Los desplantes de divo eran el emergente esporádico de su conducta más bien discreta. Román operaba más cómodo en la intimidad del vestuario. Frente a la multitud, le bastó con su enorme talento para ganarse el lugar de máximo ídolo en la historia del club. Un ídolo parco, de talante serio. Tal como se lo ve por estos días en el palco, aferrado a su mate. Más que dispuesto a celebrar goles, parece dado a la auditoría de sus subordinados. A contarles las costillas. Tal vez desorienta su rostro ceñudo. Y el tipo en realidad está feliz. Es difícil saberlo: el carisma de Riquelme es resistente a las interpretaciones convencionales. 

El apoyo de los hinchas al depuesto Agustín Rossi acaso refleje que las técnicas que Riquelme utilizaba como jugador no son igualmente efectivas como dirigente. Ahora no puede confiar en la seducción de su pegada prodigiosa, ya no es el número diez. No hay embrujo que compense el descontento en un instante. Román permanece en el centro del santuario xeneize por su historia, pero el fútbol es la dictadura del presente, de los partidos y campeonatos ganados hoy mismo. Riquelme obtuvo nada menos que cuatro títulos desde que asumió como dirigente, pero las ambiciones de Boca apuntan a la Libertadores, de la que quedó eliminado hace poco más de un mes. 

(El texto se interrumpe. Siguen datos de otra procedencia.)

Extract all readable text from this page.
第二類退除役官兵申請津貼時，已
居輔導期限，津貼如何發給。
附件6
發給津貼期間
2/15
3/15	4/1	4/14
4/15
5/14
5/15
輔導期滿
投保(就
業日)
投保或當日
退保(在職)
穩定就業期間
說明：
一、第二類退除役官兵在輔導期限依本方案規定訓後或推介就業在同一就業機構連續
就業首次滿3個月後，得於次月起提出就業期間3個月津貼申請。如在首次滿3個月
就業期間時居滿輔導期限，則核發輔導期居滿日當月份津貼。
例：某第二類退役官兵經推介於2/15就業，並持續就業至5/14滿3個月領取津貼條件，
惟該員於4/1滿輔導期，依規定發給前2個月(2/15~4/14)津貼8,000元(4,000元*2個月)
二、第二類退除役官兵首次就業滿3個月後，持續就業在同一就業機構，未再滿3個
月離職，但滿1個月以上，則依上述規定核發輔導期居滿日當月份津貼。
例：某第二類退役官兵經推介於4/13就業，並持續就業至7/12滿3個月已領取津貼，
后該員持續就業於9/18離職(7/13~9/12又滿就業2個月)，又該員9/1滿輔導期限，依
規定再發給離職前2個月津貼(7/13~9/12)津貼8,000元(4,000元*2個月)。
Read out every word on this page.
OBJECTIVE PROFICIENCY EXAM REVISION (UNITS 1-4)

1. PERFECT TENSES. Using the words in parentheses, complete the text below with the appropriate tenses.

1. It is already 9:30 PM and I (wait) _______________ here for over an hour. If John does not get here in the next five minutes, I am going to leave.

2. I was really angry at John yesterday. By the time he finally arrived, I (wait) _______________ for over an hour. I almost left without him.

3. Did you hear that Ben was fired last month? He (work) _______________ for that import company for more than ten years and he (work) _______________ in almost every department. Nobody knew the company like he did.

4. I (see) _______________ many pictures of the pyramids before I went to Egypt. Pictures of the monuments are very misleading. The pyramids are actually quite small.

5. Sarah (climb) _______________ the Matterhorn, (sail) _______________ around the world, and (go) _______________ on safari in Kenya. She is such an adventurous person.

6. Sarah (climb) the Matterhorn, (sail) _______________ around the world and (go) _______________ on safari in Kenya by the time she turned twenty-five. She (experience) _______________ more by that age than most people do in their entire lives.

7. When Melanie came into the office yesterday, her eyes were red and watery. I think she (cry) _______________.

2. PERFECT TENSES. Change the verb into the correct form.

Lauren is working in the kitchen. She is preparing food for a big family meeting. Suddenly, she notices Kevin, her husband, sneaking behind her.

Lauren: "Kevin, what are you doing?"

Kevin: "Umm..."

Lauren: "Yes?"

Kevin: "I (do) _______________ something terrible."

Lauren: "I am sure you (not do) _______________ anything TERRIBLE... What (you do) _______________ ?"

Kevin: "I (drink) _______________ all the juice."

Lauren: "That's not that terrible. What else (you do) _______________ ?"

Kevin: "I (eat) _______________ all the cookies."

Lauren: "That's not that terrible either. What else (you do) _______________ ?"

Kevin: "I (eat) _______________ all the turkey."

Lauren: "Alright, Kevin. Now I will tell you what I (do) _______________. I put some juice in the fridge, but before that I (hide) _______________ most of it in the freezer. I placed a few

La gestión quizá le exija atributos novedosos. Por ejemplo, flexibilidad para negociar y capacidad de retractación. Insumos impensables en los viejos buenos tiempos de narcisismo blindado. Aunque no sea cierto, Riquelme tal vez deba convencerse de que, en esta etapa, las estrellas –y el patrimonio a custodiar– son los otros, los que salen a jugar.